I am an avid reader and a couple years ago I picked up the book, “The Da Vinci Code” by Dan Brown which I am sure most every one of you has heard about or read. Honestly, I thought it was a very enjoyable book that had some good action, intrigue, mystery, and a compelling story. I am also a Christian and understood that the book was complete fiction with very little true facts in it. However, millions of copies were sold and it turns out that many readers actually thought the story was true. I enjoy a good book as much as the next person, but when a book results in people believing in make believe stories then something does need to be said about it to clarify what is truth and what is fiction.

And boy did authors and experts say something about this book right away as they sought to educate the ill-informed public regarding the false story stated as fact by the author. The first book I read was actually an e-book on my PDA titled “The Da Vinci Code: Fact or Fiction?” by Hank Hanegraff and Paul Maier. I then recently received “The Da Vinci Code Breaker: An easy-to-us fact checker” by James L. Garlow and wanted to get my review up before the movie was released for public viewing.

If you are not familiar with The Da Vinci Code then the only thing I’ll say about it is that the main fictional premise that drives all the controversy is that Jesus was married to Mary Magdalene and apparently had children. Just to be clear here, Jesus never was married, He is God and walked the Earth as a man named Jesus, He was crucified, and He rose again to save all of us willing to follow His teachings and accept Him as our personal Savior.
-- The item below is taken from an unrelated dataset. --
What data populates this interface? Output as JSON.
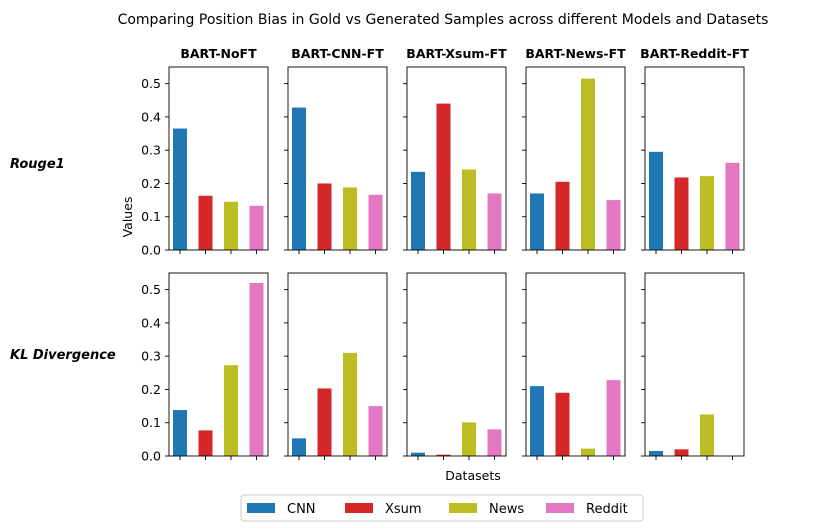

So as you can see The Da Vinci Code is obviously a fictional story.

Even though I am educated enough in Christianity to know the book is pure fiction, I wanted to check out The Da Vinci Code Breaker and read what the author had to say about the book. The book is organized like a dictionary with terms, names of people and places, art history, and other information in alphabetical order. There are over 500 total entries in the book and I am sure everyone will learn something from it. This arrangement allows you to quickly pick up the book and look up a term as you read through The Da Vinci Code or as you discuss the book with others. I picked up the book and read it from cover to cover and have to admit I actually learned quite a bit about Christianity and much more.

Some of the most interesting facts I read included an in-depth definition of Gnosticism, timeline of the Crusades, a detailed look at the canon including why writings were included or excluded from the Bible, and many other terms that I have heard of before yet I was unfamiliar with.

I am sickened when I hear that people actually think The Da Vinci Code is some kind of reference book that presents the facts of history and am seriously thinking about skipping the movie when it is released since I don’t want to support any intentional misrepresentation of the facts of history. Then again I do understand that most every movie produced by Hollywood is fictional and I watch them for my own personal enjoyment. I recommend you check out The Da Vinci Code Breaker so you will be prepared to discuss the movie with friends, family, and coworkers who will be watching the movie and may be actually believing the story. One good result of a book and movie like this is the easy way it allows you to start a dialog with people about Jesus.

  1. #1 by Paul Kingery on July 7, 2006 - 15:25

    I invite you to write a short review of a new e-book Land of Canaan: Ancient Hope for Future Peace. You can see the full text free at online. Let me know what you think.

  2. #2 by Mr Skin on October 12, 2006 - 06:40

    Wow, the Da Vinci Code was an amazing book! My wife and I listened to it on CD and loved every minute of it. The movie was pretty good, but like most movies, it fell short of the book.